Friday, June 27, 2008

The customer appreciation party

Notable about Smith v R (Jamaica) [2008] UKPC (23 June 2008), aside from a sardonic and picturesque narrative of the facts (involving the fatal stabbing of “Ram Puss” at a street party in Kingston which was a “customer appreciation party” hosted by the appellant’s father at a shipping container which had been converted to a small “cook shop”), is a comment on the standard of proof of facts that have to be established before evidence becomes admissible.

Here, the evidence in question was a deposition made by an eyewitness who became too afraid to give evidence at trial. Certain matters, set out in s 31D of the Evidence Act 1843, had to be “proved to the satisfaction of the court”. The Board held, para 21, "In their Lordships' opinion the standard applicable is proof beyond reasonable doubt … ".

This is of particular interest at a time when courts are tending to be satisfied with proof of preliminary facts to the standard of the balance of probabilities: see for example R v Aylwin [2008] NZCA 154.

Other topics touched on are the duties of prosecution counsel, the probative/prejudicial effect balancing exercise, and the absence of a good character direction. On the latter, the Board held, at 30:

“The law has become clearer since the time of this trial and it hardly needs repetition now that a defendant is entitled to have a good character direction from the judge when the facts warrant it and that its absence may be a ground for setting aside a verdict of guilty. It is the duty of defence counsel to ensure that the defendant's good character is brought before the court, and failure to do so and obtain the appropriate direction may make a guilty verdict unsafe: Sealey & Headley v The State [2002] UKPC 52, (2002) 61 WIR 491; Teeluck & John v The State [2005] UKPC 14 [2005] 1 WLR 2421. It has, however, been emphasised by the Board in recent cases that the critical factor is whether it would have made a difference to the result if the direction had been given: see, eg Bhola v The State [2006] UKPC 9, (2006) 68 WIR 449, para 17, per Lord Brown of Eaton-under-Heywood. In the present case the appellant did not give evidence and merely made an unsworn statement from the dock, so that the credibility limb of the direction would have been of lesser consequence. The propensity limb might have been of some relevance, but their Lordships do not consider that, looking at the trial as a whole, it would have made any difference to the verdict.”

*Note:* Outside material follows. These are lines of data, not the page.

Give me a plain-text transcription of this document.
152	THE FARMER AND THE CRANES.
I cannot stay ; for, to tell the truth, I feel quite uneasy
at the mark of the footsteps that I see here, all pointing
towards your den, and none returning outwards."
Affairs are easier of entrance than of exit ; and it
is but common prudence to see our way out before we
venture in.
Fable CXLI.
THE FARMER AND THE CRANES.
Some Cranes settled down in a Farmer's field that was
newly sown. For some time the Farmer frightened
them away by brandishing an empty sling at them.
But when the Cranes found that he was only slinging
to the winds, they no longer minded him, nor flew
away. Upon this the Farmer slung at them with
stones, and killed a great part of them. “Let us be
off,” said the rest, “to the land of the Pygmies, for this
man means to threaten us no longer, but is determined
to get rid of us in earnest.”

I have commented here on Teeluck (see blog for 1 April 2005). See also Gilbert v R (Grenada) (29 March 2006). The extract just quoted from Smith states the critical factor as “whether it would have made a difference to the result if the direction had been given”. At this point the Board teeters on the brink of a terrible mistake. It would involve, as I pointed out discussing Gilbert, treating procedural unfairness as being remedied by strong prosecution evidence. However in the last sentence the Board appears to regain its balance, if it is saying that absence of propensity evidence would not have caused the jury to give inappropriate weight to any of the prosecution evidence: that would be a procedural ground for the decision, not a strength of prosecution case ground.